Monday, June 9, 2008

Blowfish are Back

 

Downpours on May 28 ushered in the first night of a new season of
baseball at Capital City Stadium, and when Columbia Blowfish players rolled up
the tarp to at last unveil the infield, I thought them bold to make their move
during what seemed to me only a break in the rain. Oh me of little faith.


  


 

Blowfish Baseball Back at Capitol City Stadium

 

By Dan Lackey

 

Downpours on May 28 ushered in the first night of a new
season of baseball at Capital City Stadium, and when Columbia Blowfish players
rolled up the tarp to at last unveil the infield, I thought them bold to make
their move during what seemed to me only a break in the rain. Oh me of little
faith

As always, I took in the entertainment from
up by the press box, seated cross-legged on the wide concrete slab at the top
of the roof-covered bleachers, having marked my place with a blanket an hour
before the game, which was not long delayed.
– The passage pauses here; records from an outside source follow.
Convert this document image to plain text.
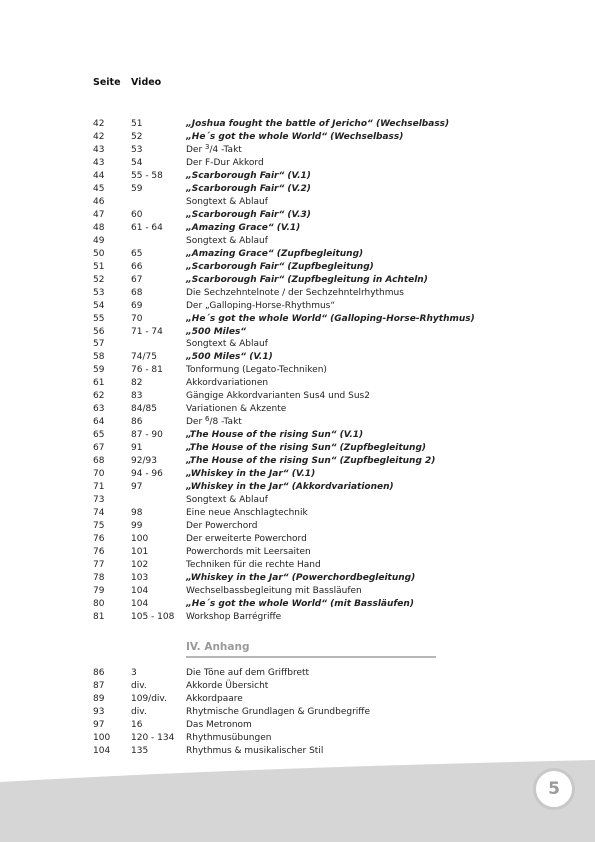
Seite Video
42	51	„Joshua fought the battle of Jericho“ (Wechselbass)
42	52	„He´s got the whole World“ (Wechselbass)
43	53	Der $^3$/4 -Takt
43	54	Der F-Dur Akkord
44	55 - 58	„Scarborough Fair“ (V.1)
45	59	„Scarborough Fair“ (V.2)
46	Songtext & Ablauf
47	60	„Scarborough Fair“ (V.3)
48	61 - 64	„Amazing Grace“ (V.1)
49	Songtext & Ablauf
50	65	„Amazing Grace“ (Zupfbegleitung)
51	66	„Scarborough Fair“ (Zupfbegleitung)
52	67	„Scarborough Fair“ (Zupfbegleitung in Achteln)
53	68	Die Sechzehntelnote / der Sechzehntelrhythmus
54	69	Der „Galloping-Horse-Rhythmus“
55	70	„He´s got the whole World“ (Galloping-Horse-Rhythmus)
56	71 - 74	„500 Miles“
57	Songtext & Ablauf
58	74/75	„500 Miles“ (V.1)
59	76 - 81	Tonformung (Legato-Techniken)
61	82	Akkordvariationen
62	83	Gängige Akkordvarianten Sus4 und Sus2
63	84/85	Variationen & Akzente
64	86	Der $^6$/8 -Takt
65	87 - 90	„The House of the rising Sun“ (V.1)
67	91	„The House of the rising Sun“ (Zupfbegleitung)
68	92/93	„The House of the rising Sun“ (Zupfbegleitung 2)
70	94 - 96	„Whiskey in the Jar“ (V.1)
71	97	„Whiskey in the Jar“ (Akkordvariationen)
73	Songtext & Ablauf
74	98	Eine neue Anschlagtechnik
75	99	Der Powerchord
76	100	Der erweiterte Powerchord
76	101	Powerchords mit Leersaiten
77	102	Techniken für die rechte Hand
78	103	„Whiskey in the Jar“ (Powerchordbegleitung)
79	104	Wechselbassbegleitung mit Bassläufen
80	104	„He´s got the whole World“ (mit Bassläufen)
81	105 - 108 Workshop Barrégriffe
IV. Anhang
86	3	Die Töne auf dem Griffbrett
87	div.	Akkorde Übersicht
89	109/div. Akkordpaare
93	div.	Rhytmische Grundlagen & Grundbegriffe
97	16	Das Metronom
100 120 - 134 Rhythmusübungen
104 135	Rhythmus & musikalischer Stil
5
            I find bliss in the
presence of the local pastime, where
crowds (I am sorry not to be sorry to say) are usually small and contemplative.
Baseball at the Cap is for me a certain kind of beholding, first of a
tranquilizing field of green, and then of each game as it unfolds, in both slow
and frantic motion. In my field of dreams it does not matter if our guys lose,
or even if they play well, so long as I am able to savor the moments when
everything hangs on one pitch.

 The pitch upon which everything finally hung
the first night of Blowfish baseball in the year 2008 was the fourth delivery
in the bottom of the tenth to infielder Oliver Santos, who swung and missed,
shutting down the show, leaving runners on second and third, with the game then
going 9 to 7 to the visiting Redwolves, from Florence.

 No joy in our Mudville over that, but nothing
need vanquish fond memory of our home-side happiness in the bottom of the ninth,
a taste of which had been given us at the top of the inning when the first
three Redwolf batters, respectively, popped out to second, flied out to deep
center, and struck out. Yet, Florence was still up by two, seven runs to five.

 Leading off then in what turned out to be the penultimate round of
Blowfish trips to the plate, Tyler McBride cajoled a base on balls and then got
forced out at second as Branfy Arias managed on a sharp grounder to the short
stop to sprint just fast enough to thwart the double play. One out, a man on
first, with the aforementioned Oliver Santos, coming to the plate. Santos, who
has, of all the Blowfish, the most pugnacious batting stance, was not then
aware of what fate held for him in the tenth. He clobbered a line drive to left
center, pushing Arias to second and taking first for himself.

 But catcher Chris Kay, striking out, kept us
sober, as Blair Carson, with two outs
and the same two men on first and second, took his time in the spot light,
looking on with interest as the first pitch split the plate, and then knocking
the next one foul, bringing us to the following moment of Zen: two outs, two strikes, two men on, two runs
down in the bottom of the ninth.

 And so we few Fish fans who had not yet heard
the terminal song of La Señora Gorda were able to shout a jubilation sure to be
heard up Assembly Street, all the way to the Sonic, when Carson, after toying
with our heart strings by knocking another foul, singled to left field, loading
the bases. And shout we did again, when infielder Sean Sullivan drove a
blessing deep enough into center field to bring Arias and Santos home, tying
the game at 7. 

 Philip Morgan then grounded out to second,
but the call at first base was close enough to make the play a chaser to the
deep draughts of delirium we had drunk when Sullivan singled to center. The
soundmeister in the press box played a bit of The Hollies hit “Stay” (Won’t you stay, just a little bit longer),
which reminded me of comedian George Carlin’s witty remark about baseball
offering “extra innings,” football “sudden death.”

 Speaking of the Reaper. When the score is
truly hopeless, I may bellow, Do not go
gentle into that good night, rage, rage, against the dying of the light!
 But win or lose, we fans sauntering out of
the Cap usually do go gentle into another good night, leaving the jingoes, who
may be secretly among even us, to do their jingo thing, come fall, when the
Confederacy essays to rise again, over there in the Cockpit.